El Estado Leviatán moderno: ¿qué límites respeta?
Hace casi 375 años, el filósofo político Thomas Hobbes publicó Leviatán. Hobbes usa como metáfora de la mancomunidad al monstruo bíblico Leviatán. El libro de Job (41) describe una serpiente marina que está cubierta con impenetrables escamas y escupe fuego. Teológicamente, Leviatán puede interpretarse como el poder invencible del Creador, o, alternativamente, como el mal que tienta a los frágiles humanos. Hobbes habla de la bestia en el contexto político. La mancomunidad instituye un Estado fuerte y absoluto para guardar el orden. Mediante dicho contrato social, los seres humanos escapamos del estado natural caótico en el cual lobo come lobo.

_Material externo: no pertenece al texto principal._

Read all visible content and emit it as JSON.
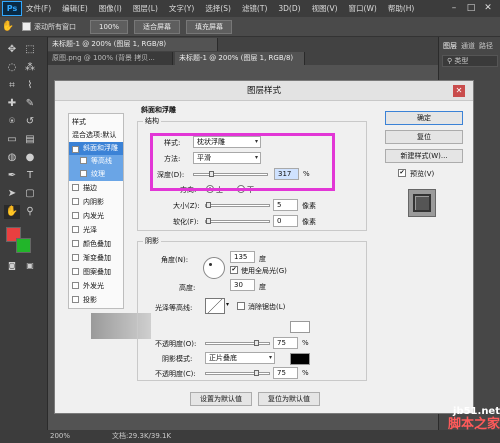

El economista James M. Buchanan, padre del análisis de las decisiones públicas o public choice, desmontó la idea del Estado como un actor benevolente. Hace 50 años, Buchanan publicó Los límites de la libertad, entre la anarquía y el Leviatán. Las personas queremos dos cosas contradictorias, escribe Buchanan: vivir en libertad y en orden, es decir, nos batimos entre la anarquía y el gobierno todopoderoso. Ser gobernados es un mal necesario que aceptamos con ciertas condiciones. Cuando el Estado toma control sobre nuestros asuntos personales, se vuelve intolerable: “Cuando el gobierno toma una vida propia e independiente, cuando Leviatán vive y respira, toda una gama de controles adicionales entran a funcionar”, escribe Buchanan. Advierte que los gobiernos se desbordan porque los políticos buscan votos, mientras que los burócratas buscan estabilidad y presupuesto. Se expande constantemente el aparato público, y cosecha resultados ineficientes. La gestión se torna opaca.
Tanto los Estados modernos como muchas organizaciones internacionales están en crisis, en parte porque se convirtieron en Leviatanes vivos, aparatos gigantescos y poco ágiles. Además, cayeron de nuestros ojos las escamas románticas que nos hacían percibir al poder gubernamental como algo ejercido en función del interés general por dictadores benevolentes. Al suponer que nos gobernaban auténticos benefactores, los votantes les concedimos más poder discrecional y les permitimos expandir la burocracia. En casi todos los países, el número de empleados públicos aumentó a través de los años, y los presupuestos generales y déficits fiscales también crecieron.
Hoy reconocemos las complejidades de la administración pública en la vida real, en estructuras que van desde la Organización de Naciones Unidas (ONU) hasta la pequeña municipalidad. Algunos llaman “Estado administrativo” a ese Leviatán moderno que se carcome las libertades personales. La burocracia gubernamental se ha desligado de los votantes. Se financia mediante déficits presupuestarios e ignora hasta las directrices emanadas del Ejecutivo.
Los límites ideados para impedir la tiranía fueron violados. Pocas constituciones fueron tan exitosas como la Constitución de la república federada de Estados Unidos, cuyos autores innovaron un sistema político que dividía el poder regionalmente y mediante pesos y contrapesos, evitando así el centralismo y el absolutismo. El Estado administrativo moderno borró esas barreras constitucionales que anteponían los derechos a la vida, la libertad y la propiedad de los individuos gobernados a los intereses de los gobernantes de turno.
Ante este panorama, el liberalismo nos ofrece un camino. Tenemos que reformar las instituciones gubernamentales y alinear los incentivos correctamente. Necesitamos constituciones realistas, centradas en derechos negativos y en la separación de poderes. Debemos fortalecer la responsabilidad individual y descentralizar el poder político.
La autora es miembro del Consejo Directivo del Centro de Estudios Económico-Sociales (CEES), presidente del Instituto Fe y Libertad (IFYL). y catedrática de la Universidad Francisco Marroquín (UFM).